Doch John Fairbanks beginnt „HipHop Raised Me“ mit einer Figur, die ihm noch mehr am Herzen liegt. „Mit dem DJ hat alles angefangen, deshalb widme ich ihm auch das erste Kapitel und deshalb ziert das Bild eines Plattenspielers den Buchdeckel“, erklärt er. „Gleichzeitig ist er ein guter Einstieg, weil ich nie gerappt, aber alles gemacht habe, was zum Dasein als DJ gehört: Mixtapes, Radio, Tourneen mit Rappern, Shows auf großen Festivals und auf privaten Hauspartys. Deshalb kann ich darüber besonders fundiert schreiben.“
Doch auch wenn die folgenden acht Kapitel manchmal Themen behandeln, in denen DJ Semtex weniger praktische Erfahrungen hat, fällt das nicht weiter ins Gewicht, da er auf mehrere hundert Interviews zurückgreifen und so immer die passenden Expert*innen zu Wort kommen lassen kann. „HipHop Raised Me“ erzählt die Geschichte von HipHop chronologisch, wobei sich jedes Kapitel zusätzlich einem Oberthema widmet – sei es Rassismus und die Debatte um das N-Wort, Beef zwischen Rapper*innen oder das Verhältnis von Rap und Politik.

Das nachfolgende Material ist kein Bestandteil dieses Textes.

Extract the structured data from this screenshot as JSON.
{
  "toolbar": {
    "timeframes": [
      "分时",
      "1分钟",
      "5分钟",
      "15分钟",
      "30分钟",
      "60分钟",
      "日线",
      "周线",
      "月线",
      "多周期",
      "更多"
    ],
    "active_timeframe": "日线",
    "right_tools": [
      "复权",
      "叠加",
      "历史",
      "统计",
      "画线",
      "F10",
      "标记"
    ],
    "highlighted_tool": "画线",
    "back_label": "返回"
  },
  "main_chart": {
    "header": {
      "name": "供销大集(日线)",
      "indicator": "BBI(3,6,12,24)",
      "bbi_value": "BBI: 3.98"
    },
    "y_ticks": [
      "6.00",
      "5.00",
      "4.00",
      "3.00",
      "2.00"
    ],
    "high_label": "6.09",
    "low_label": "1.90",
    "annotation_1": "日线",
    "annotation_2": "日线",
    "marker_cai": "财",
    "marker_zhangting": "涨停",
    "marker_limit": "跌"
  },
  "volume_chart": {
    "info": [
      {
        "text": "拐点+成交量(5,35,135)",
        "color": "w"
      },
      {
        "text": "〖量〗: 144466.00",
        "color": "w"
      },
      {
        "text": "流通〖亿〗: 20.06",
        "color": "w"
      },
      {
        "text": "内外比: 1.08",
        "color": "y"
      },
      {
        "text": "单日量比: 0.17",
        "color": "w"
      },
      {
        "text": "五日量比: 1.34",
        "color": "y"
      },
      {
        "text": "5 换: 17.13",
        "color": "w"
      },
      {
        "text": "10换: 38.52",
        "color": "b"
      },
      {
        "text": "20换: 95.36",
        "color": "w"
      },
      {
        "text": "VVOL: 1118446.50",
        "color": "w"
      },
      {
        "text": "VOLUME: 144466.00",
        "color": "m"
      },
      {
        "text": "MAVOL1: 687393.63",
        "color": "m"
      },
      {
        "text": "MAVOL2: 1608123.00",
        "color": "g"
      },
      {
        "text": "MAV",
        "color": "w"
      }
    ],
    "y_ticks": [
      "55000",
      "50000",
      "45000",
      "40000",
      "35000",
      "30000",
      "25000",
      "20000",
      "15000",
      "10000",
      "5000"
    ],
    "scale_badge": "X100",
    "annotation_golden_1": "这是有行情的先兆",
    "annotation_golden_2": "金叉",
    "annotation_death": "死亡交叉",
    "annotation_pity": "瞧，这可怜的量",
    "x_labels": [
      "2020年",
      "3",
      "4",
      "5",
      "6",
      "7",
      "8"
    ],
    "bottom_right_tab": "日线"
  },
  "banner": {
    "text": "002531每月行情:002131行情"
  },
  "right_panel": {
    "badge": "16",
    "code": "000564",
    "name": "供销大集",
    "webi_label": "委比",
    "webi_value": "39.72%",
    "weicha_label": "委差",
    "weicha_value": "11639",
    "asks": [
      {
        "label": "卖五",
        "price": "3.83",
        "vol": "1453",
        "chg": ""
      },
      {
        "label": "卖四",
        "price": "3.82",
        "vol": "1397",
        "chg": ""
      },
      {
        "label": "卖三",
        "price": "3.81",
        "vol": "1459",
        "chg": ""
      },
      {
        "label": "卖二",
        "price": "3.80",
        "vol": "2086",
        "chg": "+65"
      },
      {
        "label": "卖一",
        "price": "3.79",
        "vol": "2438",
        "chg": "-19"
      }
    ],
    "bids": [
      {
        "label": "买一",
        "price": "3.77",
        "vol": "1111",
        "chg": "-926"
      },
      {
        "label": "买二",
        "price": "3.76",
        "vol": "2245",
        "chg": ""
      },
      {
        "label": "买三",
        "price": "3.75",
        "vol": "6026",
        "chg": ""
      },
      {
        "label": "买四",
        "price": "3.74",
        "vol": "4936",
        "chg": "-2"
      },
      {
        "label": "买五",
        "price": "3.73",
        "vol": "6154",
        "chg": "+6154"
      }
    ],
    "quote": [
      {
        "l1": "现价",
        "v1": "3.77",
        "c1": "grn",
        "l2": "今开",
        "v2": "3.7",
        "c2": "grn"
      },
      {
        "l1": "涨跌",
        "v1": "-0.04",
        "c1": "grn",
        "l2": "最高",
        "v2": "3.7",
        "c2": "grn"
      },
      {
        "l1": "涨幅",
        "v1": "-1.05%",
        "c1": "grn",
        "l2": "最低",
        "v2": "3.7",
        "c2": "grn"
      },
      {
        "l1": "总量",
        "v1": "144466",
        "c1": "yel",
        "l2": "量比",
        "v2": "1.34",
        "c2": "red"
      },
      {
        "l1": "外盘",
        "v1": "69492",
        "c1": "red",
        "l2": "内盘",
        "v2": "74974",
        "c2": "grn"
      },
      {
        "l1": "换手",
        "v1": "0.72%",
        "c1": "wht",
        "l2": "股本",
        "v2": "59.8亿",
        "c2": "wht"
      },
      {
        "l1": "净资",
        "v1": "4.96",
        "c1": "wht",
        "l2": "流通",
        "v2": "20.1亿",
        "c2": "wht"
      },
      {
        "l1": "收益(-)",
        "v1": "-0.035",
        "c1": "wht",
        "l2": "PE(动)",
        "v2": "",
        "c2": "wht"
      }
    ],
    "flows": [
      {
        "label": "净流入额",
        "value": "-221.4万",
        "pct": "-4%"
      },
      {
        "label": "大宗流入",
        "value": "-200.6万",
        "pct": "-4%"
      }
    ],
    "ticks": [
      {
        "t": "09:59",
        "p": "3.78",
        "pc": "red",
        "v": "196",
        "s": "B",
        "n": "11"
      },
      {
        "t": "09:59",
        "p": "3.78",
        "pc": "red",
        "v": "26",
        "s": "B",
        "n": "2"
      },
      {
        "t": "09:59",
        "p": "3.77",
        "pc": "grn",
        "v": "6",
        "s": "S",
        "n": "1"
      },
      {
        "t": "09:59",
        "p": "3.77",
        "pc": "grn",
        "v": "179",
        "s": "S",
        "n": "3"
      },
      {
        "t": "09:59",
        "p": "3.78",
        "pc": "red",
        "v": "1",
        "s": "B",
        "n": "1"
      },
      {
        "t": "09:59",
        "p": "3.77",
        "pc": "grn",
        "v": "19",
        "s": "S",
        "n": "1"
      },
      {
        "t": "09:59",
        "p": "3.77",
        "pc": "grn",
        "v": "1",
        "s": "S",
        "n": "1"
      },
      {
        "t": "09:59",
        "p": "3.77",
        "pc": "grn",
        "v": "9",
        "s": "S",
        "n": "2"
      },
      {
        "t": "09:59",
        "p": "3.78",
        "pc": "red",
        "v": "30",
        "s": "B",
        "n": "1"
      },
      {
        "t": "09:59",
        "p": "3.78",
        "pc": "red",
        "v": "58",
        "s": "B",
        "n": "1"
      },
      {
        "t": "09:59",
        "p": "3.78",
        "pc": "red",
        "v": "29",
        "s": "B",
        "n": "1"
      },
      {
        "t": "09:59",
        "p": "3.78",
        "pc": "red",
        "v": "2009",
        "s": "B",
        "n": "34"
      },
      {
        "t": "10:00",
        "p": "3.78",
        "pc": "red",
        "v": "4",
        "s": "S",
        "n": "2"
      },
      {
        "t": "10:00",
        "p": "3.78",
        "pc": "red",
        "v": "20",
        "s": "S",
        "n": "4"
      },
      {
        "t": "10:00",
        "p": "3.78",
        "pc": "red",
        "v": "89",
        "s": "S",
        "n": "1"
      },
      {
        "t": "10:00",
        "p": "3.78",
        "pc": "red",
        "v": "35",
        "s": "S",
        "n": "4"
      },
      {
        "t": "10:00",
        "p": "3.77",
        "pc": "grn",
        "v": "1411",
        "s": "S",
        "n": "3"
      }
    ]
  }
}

Das Buch erzählt diese Geschichte nicht nur mit Worten, sondern mit über 1.000 Fotografien und Grafiken, weshalb sich DJ Semtex oft kurz fassen musste: „Ich habe zunächst 95.000 Wörter geschrieben, musste das dann aber auf 48.000 kürzen. Geschrieben habe ich das Buch in sechs Monaten, allerdings hat das Kürzen dann noch mal so lange gedauert.“ Neben wichtigen Plattencovern und ikonischen Fotografien wählte DJ Semtex auch Fotografien, die seine besondere Perspektive auf HipHop unterstreichen – nämlich die Perspektive eines Jugendlichen, der nicht etwa in New York oder Los Angeles, sondern in Manchester mit Rap aufgewachsen ist.

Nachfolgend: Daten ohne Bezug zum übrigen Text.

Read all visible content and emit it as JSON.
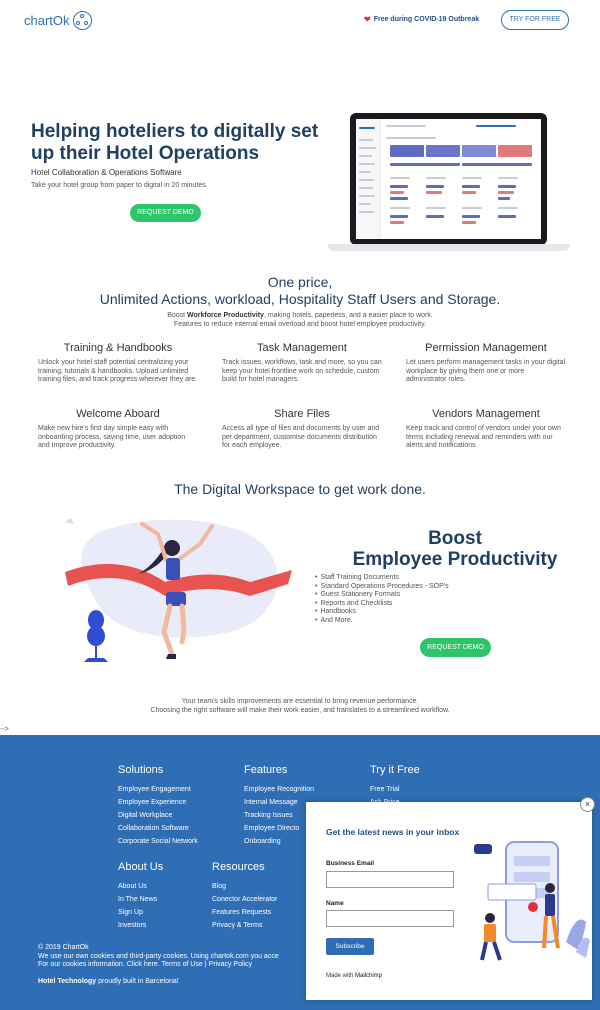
{
  "header": {
    "logo_text": "chartOk",
    "covid_text": "Free during COVID-19 Outbreak",
    "try_label": "TRY FOR FREE"
  },
  "hero": {
    "title": "Helping hoteliers to digitally set up their Hotel Operations",
    "subtitle": "Hotel Collaboration & Operations Software",
    "description": "Take your hotel group from paper to digital in 20 minutes.",
    "cta": "REQUEST DEMO"
  },
  "pricing": {
    "heading_line1": "One price,",
    "heading_line2": "Unlimited Actions, workload, Hospitality Staff Users and Storage.",
    "para_pre": "Boost ",
    "para_bold": "Workforce Productivity",
    "para_post": ", making hotels, paperless, and a easier place to work.",
    "para_line2": "Features to reduce internal email overload and boost hotel employee productivity."
  },
  "features": [
    {
      "title": "Training & Handbooks",
      "text": "Unlock your hotel staff potential centralizing your training, tutorials & handbooks. Upload unlimited training files, and track progress wherever they are."
    },
    {
      "title": "Task Management",
      "text": "Track issues, workflows, task and more, so you can keep your hotel frontline work on schedule, custom build for hotel managers."
    },
    {
      "title": "Permission Management",
      "text": "Let users perform management tasks in your digital workplace by giving them one or more administrator roles."
    },
    {
      "title": "Welcome Aboard",
      "text": "Make new hire's first day simple easy with onboarding process, saving time, user adoption and Improve productivity."
    },
    {
      "title": "Share Files",
      "text": "Access all type of files and documents by user and per department, customise documents distribution for each employee."
    },
    {
      "title": "Vendors Management",
      "text": "Keep track and control of vendors under your own terms including renewal and reminders with our alerts and notifications"
    }
  ],
  "workspace": {
    "title": "The Digital Workspace to get work done.",
    "boost_line1": "Boost",
    "boost_line2": "Employee Productivity",
    "list": [
      "Staff Training Documents",
      "Standard Operations Procedures - SOP's",
      "Guest Stationery Formats",
      "Reports and Checklists",
      "Handbooks",
      "And More."
    ],
    "cta": "REQUEST DEMO"
  },
  "skills": {
    "line1": "Your team's skills improvements are essential to bring revenue performance.",
    "line2": "Choosing the right software will make their work easier, and translates to a streamlined workflow."
  },
  "arrow_text": "-->",
  "footer": {
    "solutions": {
      "title": "Solutions",
      "links": [
        "Employee Engagement",
        "Employee Experience",
        "Digital Workplace",
        "Collaboration Software",
        "Corporate Social Network"
      ]
    },
    "features": {
      "title": "Features",
      "links": [
        "Employee Recognition",
        "Internal Message",
        "Tracking Issues",
        "Employee Directo",
        "Onboarding"
      ]
    },
    "try": {
      "title": "Try it Free",
      "links": [
        "Free Trial",
        "Ask Price"
      ]
    },
    "about": {
      "title": "About Us",
      "links": [
        "About Us",
        "In The News",
        "Sign Up",
        "Investors"
      ]
    },
    "resources": {
      "title": "Resources",
      "links": [
        "Blog",
        "Conector Accelerator",
        "Features Requests",
        "Privacy & Terms"
      ]
    },
    "copyright": "© 2019 ChartOk",
    "cookies_line1": "We use our own cookies and third-party cookies. Using chartok.com you acce",
    "cookies_line2": "For our cookies information. Click here. Terms of Use | Privacy Policy",
    "built_bold": "Hotel Technology",
    "built_rest": " proudly built in Barcelona!"
  },
  "popup": {
    "title": "Get the latest news in your inbox",
    "email_label": "Business Email",
    "name_label": "Name",
    "subscribe": "Subscribe",
    "made_with": "Made with ",
    "made_brand": "Mailchimp",
    "close": "×"
  },
  "colors": {
    "brand_blue": "#2f6eb5",
    "navy": "#1f4060",
    "green": "#2ec469",
    "ribbon": "#e8524f"
  }
}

So wurden die abgedruckten Fotografien von De La Soul 1989 in einer engen Seitengasse in London aufgenommen, auf einem Foto von Public Enemy vor dem Apollo Theater in Manchester 1988 erkennt man den jugendlichen John Fairbanks neben Chuck D. „Für meine Altersgenoss*innen in den USA war Rap in den 80ern vermutlich viel selbstverständlicher und alltäglicher“, so der Autor. „Für mich hier in Manchester war er im Gegenteil gerade Flucht aus meinem Alltag. Vielleicht habe ich deshalb bis heute so ein enges Verhältnis zu Rap.“
DJ Semtex (2018): „HipHop Raised Me“, Edition Olms.